Michel Clouscard (1928-2009) est un sociologue et philosophe français, proche du parti communiste, professeur de sociologie à l’université de Poitiers.
Marxiste, il fit une critique radicale du libéralisme en prenant en compte les changements de processus de production d’abord, l’évolution de l’objet même de la production ensuite. Cette métamorphose qui aboutit à la production massive du gadget et du « jouir sans entrave » permet de comprendre pourquoi la société occidentale est passée, avec Mai 68, d’une doctrine morale répressive à une doctrine morale permissive – ce que Clouscard a nommé la société libérale-libertaire –, condition de survie et d’extension du capitalisme.

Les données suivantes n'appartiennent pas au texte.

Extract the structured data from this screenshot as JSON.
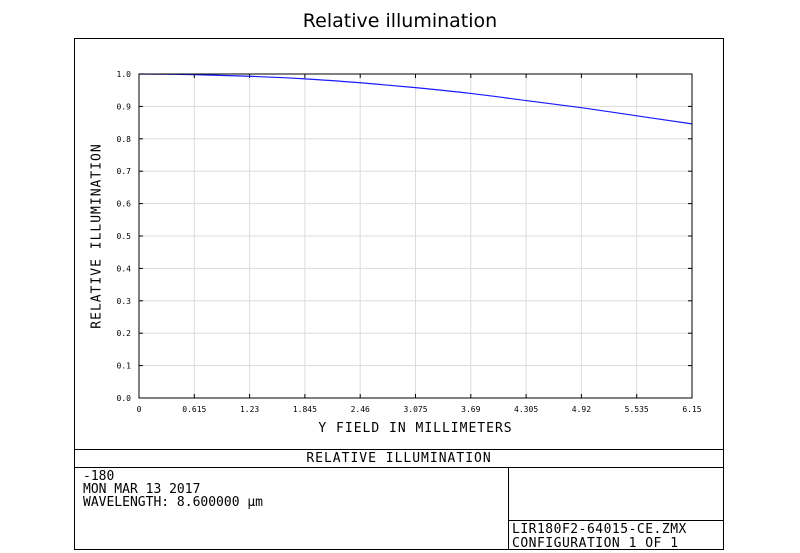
{
  "page_title": "Relative illumination",
  "footer": {
    "title": "RELATIVE ILLUMINATION",
    "line1": "-180",
    "line2": "MON MAR 13 2017",
    "line3": "WAVELENGTH: 8.600000 µm",
    "file": "LIR180F2-64015-CE.ZMX",
    "config": "CONFIGURATION 1 OF 1"
  },
  "chart_data": {
    "type": "line",
    "xlabel": "Y FIELD IN MILLIMETERS",
    "ylabel": "RELATIVE ILLUMINATION",
    "xlim": [
      0,
      6.15
    ],
    "ylim": [
      0,
      1.0
    ],
    "x_ticks": [
      "0",
      "0.615",
      "1.23",
      "1.845",
      "2.46",
      "3.075",
      "3.69",
      "4.305",
      "4.92",
      "5.535",
      "6.15"
    ],
    "y_ticks": [
      "0.0",
      "0.1",
      "0.2",
      "0.3",
      "0.4",
      "0.5",
      "0.6",
      "0.7",
      "0.8",
      "0.9",
      "1.0"
    ],
    "grid": true,
    "line_color": "#1a1aff",
    "series": [
      {
        "x": [
          0,
          0.615,
          1.23,
          1.845,
          2.46,
          3.075,
          3.69,
          4.305,
          4.92,
          5.535,
          6.15
        ],
        "y": [
          1.0,
          0.998,
          0.993,
          0.985,
          0.973,
          0.958,
          0.94,
          0.918,
          0.896,
          0.871,
          0.846
        ]
      }
    ]
  }
}
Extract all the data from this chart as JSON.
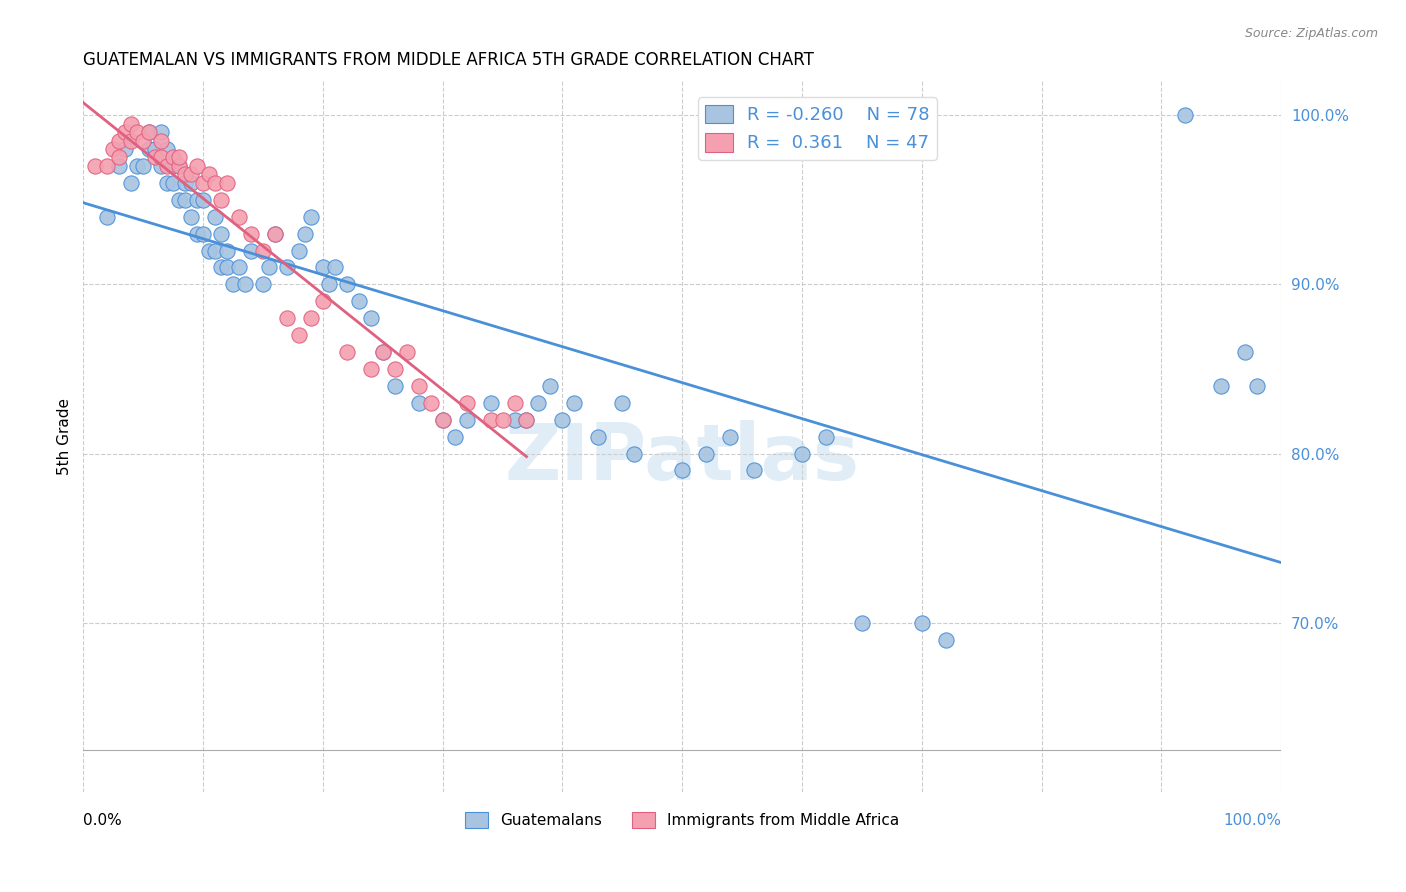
{
  "title": "GUATEMALAN VS IMMIGRANTS FROM MIDDLE AFRICA 5TH GRADE CORRELATION CHART",
  "source": "Source: ZipAtlas.com",
  "ylabel": "5th Grade",
  "right_ytick_vals": [
    1.0,
    0.9,
    0.8,
    0.7
  ],
  "legend_blue_r": "-0.260",
  "legend_blue_n": "78",
  "legend_pink_r": "0.361",
  "legend_pink_n": "47",
  "blue_color": "#a8c4e0",
  "pink_color": "#f4a0b0",
  "blue_line_color": "#4a90d9",
  "pink_line_color": "#e06080",
  "watermark": "ZIPatlas",
  "blue_scatter_x": [
    0.02,
    0.03,
    0.035,
    0.04,
    0.045,
    0.05,
    0.055,
    0.055,
    0.06,
    0.065,
    0.065,
    0.07,
    0.07,
    0.075,
    0.075,
    0.08,
    0.08,
    0.085,
    0.085,
    0.09,
    0.09,
    0.095,
    0.095,
    0.1,
    0.1,
    0.105,
    0.11,
    0.11,
    0.115,
    0.115,
    0.12,
    0.12,
    0.125,
    0.13,
    0.135,
    0.14,
    0.15,
    0.155,
    0.16,
    0.17,
    0.18,
    0.185,
    0.19,
    0.2,
    0.205,
    0.21,
    0.22,
    0.23,
    0.24,
    0.25,
    0.26,
    0.28,
    0.3,
    0.31,
    0.32,
    0.34,
    0.36,
    0.37,
    0.38,
    0.39,
    0.4,
    0.41,
    0.43,
    0.45,
    0.46,
    0.5,
    0.52,
    0.54,
    0.56,
    0.6,
    0.62,
    0.65,
    0.7,
    0.72,
    0.92,
    0.95,
    0.97,
    0.98
  ],
  "blue_scatter_y": [
    0.94,
    0.97,
    0.98,
    0.96,
    0.97,
    0.97,
    0.98,
    0.99,
    0.98,
    0.97,
    0.99,
    0.96,
    0.98,
    0.96,
    0.97,
    0.95,
    0.97,
    0.95,
    0.96,
    0.94,
    0.96,
    0.93,
    0.95,
    0.93,
    0.95,
    0.92,
    0.92,
    0.94,
    0.91,
    0.93,
    0.91,
    0.92,
    0.9,
    0.91,
    0.9,
    0.92,
    0.9,
    0.91,
    0.93,
    0.91,
    0.92,
    0.93,
    0.94,
    0.91,
    0.9,
    0.91,
    0.9,
    0.89,
    0.88,
    0.86,
    0.84,
    0.83,
    0.82,
    0.81,
    0.82,
    0.83,
    0.82,
    0.82,
    0.83,
    0.84,
    0.82,
    0.83,
    0.81,
    0.83,
    0.8,
    0.79,
    0.8,
    0.81,
    0.79,
    0.8,
    0.81,
    0.7,
    0.7,
    0.69,
    1.0,
    0.84,
    0.86,
    0.84
  ],
  "pink_scatter_x": [
    0.01,
    0.02,
    0.025,
    0.03,
    0.03,
    0.035,
    0.04,
    0.04,
    0.045,
    0.05,
    0.055,
    0.06,
    0.065,
    0.065,
    0.07,
    0.075,
    0.08,
    0.08,
    0.085,
    0.09,
    0.095,
    0.1,
    0.105,
    0.11,
    0.115,
    0.12,
    0.13,
    0.14,
    0.15,
    0.16,
    0.17,
    0.18,
    0.19,
    0.2,
    0.22,
    0.24,
    0.25,
    0.26,
    0.27,
    0.28,
    0.29,
    0.3,
    0.32,
    0.34,
    0.35,
    0.36,
    0.37
  ],
  "pink_scatter_y": [
    0.97,
    0.97,
    0.98,
    0.975,
    0.985,
    0.99,
    0.985,
    0.995,
    0.99,
    0.985,
    0.99,
    0.975,
    0.975,
    0.985,
    0.97,
    0.975,
    0.97,
    0.975,
    0.965,
    0.965,
    0.97,
    0.96,
    0.965,
    0.96,
    0.95,
    0.96,
    0.94,
    0.93,
    0.92,
    0.93,
    0.88,
    0.87,
    0.88,
    0.89,
    0.86,
    0.85,
    0.86,
    0.85,
    0.86,
    0.84,
    0.83,
    0.82,
    0.83,
    0.82,
    0.82,
    0.83,
    0.82
  ]
}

Avec le Traité de l’Amour-fou, Michel Clouscard s’éloigne de la dimension purement économique et politique pour introduire la psyché dans une genèse de l’Occident tout entière contenue dans le mythe de Tristan et Yseult. En dépassant l’œdipe grâce à la « famille inversée », point de départ du mythe, il met en scène l’antinomie de la liberté individuelle et de la nécessité politique, dont la force dialectique engendrera la civilisation occidentale. L’amour-fou a été la condition de la sortie de l’endogamie polygamique tribale, du Même vers l’Autre, pour entrer dans le système exogamique monogamique féodal. Les barbares conquérant l’Empire romain vont ainsi intégrer des composantes chrétiennes – pardon, acceptation de l’Interdit, sublimation de la mort – pour fonder le système féodal. Dans une thèse à l’opposé de celle défendue par Denis de Rougemont dans L’ Amour et l’Occident, Clouscard démontre que contrairement au principe de la culture bourgeoise pour laquelle l’amour se vit contre le pouvoir, l’amour-fou est « l’engendrement réciproque du politique et de l’affectivité ».
Loin de n’être qu’un épiphénomène à portée individuelle, l’amour-fou est ainsi simultanément effet et cause de l’Histoire.